In his "Diapsalmata", Kierkegaard tells us that real pleasure is owed to the image. It is not the feeling of pleasure that is truly pleasurable but the correspondence between the act and the image. (He doesn't develop the idea, but it seems to me that this is the right approach to "feeling". Pleasure isn't really a feeling because it is the feeling of a successful action. Feelings, as normally understood, are the result of failed or deferred actions.) Real pleasure, Kierkegaard tells us, does not come from merely drinking the finest wines, but from "getting what I want", even if it is, at the moment, a glass of water. That is, one has to have an image of the source of pleasure before the feeling (of pleasure, which, like I say, is "more than a feeling", as a song goes) is possible.
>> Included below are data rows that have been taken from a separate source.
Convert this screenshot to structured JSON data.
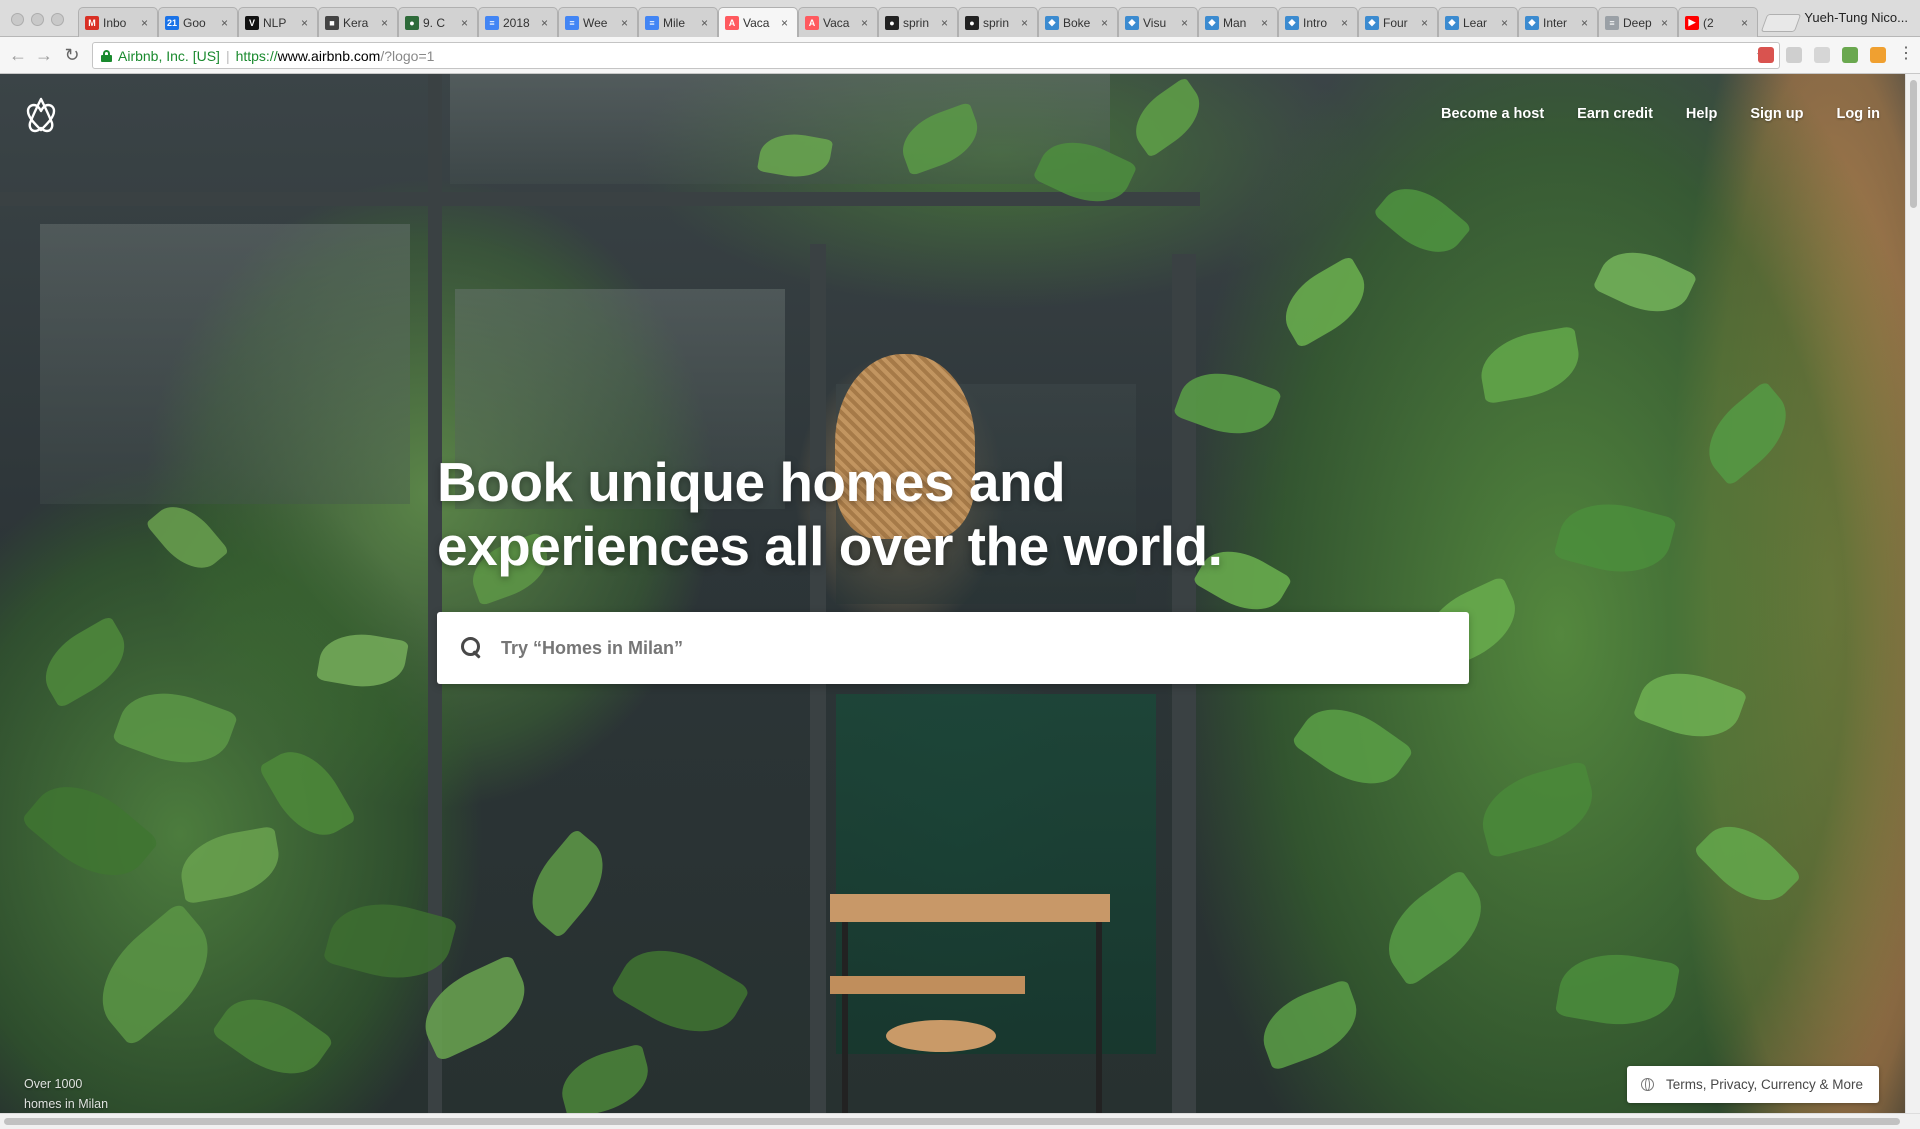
{
  "browser": {
    "profile_name": "Yueh-Tung Nico...",
    "tabs": [
      {
        "title": "Inbo",
        "icon": "gmail-icon",
        "color": "#d93025",
        "glyph": "M"
      },
      {
        "title": "Goo",
        "icon": "google-calendar-icon",
        "color": "#1a73e8",
        "glyph": "21"
      },
      {
        "title": "NLP",
        "icon": "v-logo-icon",
        "color": "#111111",
        "glyph": "V"
      },
      {
        "title": "Kera",
        "icon": "cube-icon",
        "color": "#444444",
        "glyph": "■"
      },
      {
        "title": "9. C",
        "icon": "globe-icon",
        "color": "#2e6b3a",
        "glyph": "●"
      },
      {
        "title": "2018",
        "icon": "docs-icon",
        "color": "#4285f4",
        "glyph": "≡"
      },
      {
        "title": "Wee",
        "icon": "docs-icon",
        "color": "#4285f4",
        "glyph": "≡"
      },
      {
        "title": "Mile",
        "icon": "docs-icon",
        "color": "#4285f4",
        "glyph": "≡"
      },
      {
        "title": "Vaca",
        "icon": "airbnb-icon",
        "color": "#ff5a5f",
        "glyph": "A",
        "active": true
      },
      {
        "title": "Vaca",
        "icon": "airbnb-icon",
        "color": "#ff5a5f",
        "glyph": "A"
      },
      {
        "title": "sprin",
        "icon": "github-icon",
        "color": "#222222",
        "glyph": "●"
      },
      {
        "title": "sprin",
        "icon": "github-icon",
        "color": "#222222",
        "glyph": "●"
      },
      {
        "title": "Boke",
        "icon": "shield-icon",
        "color": "#3b8bd0",
        "glyph": "◆"
      },
      {
        "title": "Visu",
        "icon": "shield-icon",
        "color": "#3b8bd0",
        "glyph": "◆"
      },
      {
        "title": "Man",
        "icon": "shield-icon",
        "color": "#3b8bd0",
        "glyph": "◆"
      },
      {
        "title": "Intro",
        "icon": "shield-icon",
        "color": "#3b8bd0",
        "glyph": "◆"
      },
      {
        "title": "Four",
        "icon": "shield-icon",
        "color": "#3b8bd0",
        "glyph": "◆"
      },
      {
        "title": "Lear",
        "icon": "shield-icon",
        "color": "#3b8bd0",
        "glyph": "◆"
      },
      {
        "title": "Inter",
        "icon": "shield-icon",
        "color": "#3b8bd0",
        "glyph": "◆"
      },
      {
        "title": "Deep",
        "icon": "doc-icon",
        "color": "#9aa0a6",
        "glyph": "≡"
      },
      {
        "title": "(2",
        "icon": "youtube-icon",
        "color": "#ff0000",
        "glyph": "▶"
      }
    ],
    "address": {
      "ev_label": "Airbnb, Inc. [US]",
      "scheme": "https://",
      "host": "www.airbnb.com",
      "path": "/?logo=1"
    }
  },
  "page": {
    "nav": {
      "become_host": "Become a host",
      "earn_credit": "Earn credit",
      "help": "Help",
      "sign_up": "Sign up",
      "log_in": "Log in"
    },
    "headline": {
      "line1": "Book unique homes and",
      "line2": "experiences all over the world."
    },
    "search": {
      "placeholder": "Try “Homes in Milan”",
      "value": ""
    },
    "photo_caption": {
      "line1": "Over 1000",
      "line2": "homes in Milan"
    },
    "footer_button": "Terms, Privacy, Currency & More",
    "brand_color": "#ff5a5f"
  }
}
But I hear the fair lady sigh that real pleasure cannot be anticipated, must come (at least sometimes) unexpectedly, must be "without structure", or some such bohemian idea. An image, she might say, is always a structure, and structures are always to be avoided. Well, I would argue that the image is not quite a structure. We can lift an image from an appearance and impress it on a surface, in both cases without any effort. The appearance has structure and the surface has texture. (The appearance of, the surface of.) But the image is suspended between the structure of the appearance and the texture of the surface. It presents what is is represented in them, indifferently.
Pleasure is felt when what is done and what is seen is exactly as it had been imagined, or perhaps as it will be imagined afterwards (which is a useful notion to meet our fair lady's objection halfway, since now pleasure is possible even in the absence of a prior act of imagination). Either way, pleasure is not "felt", because it is the direct realization of the image in action, without any intervening emotion. It is the perfect ecstasy of being liberated from feeling. It is the moment when the structure of experience is in complete harmony with its texture. When the surface is the appearance. When the act is the fact.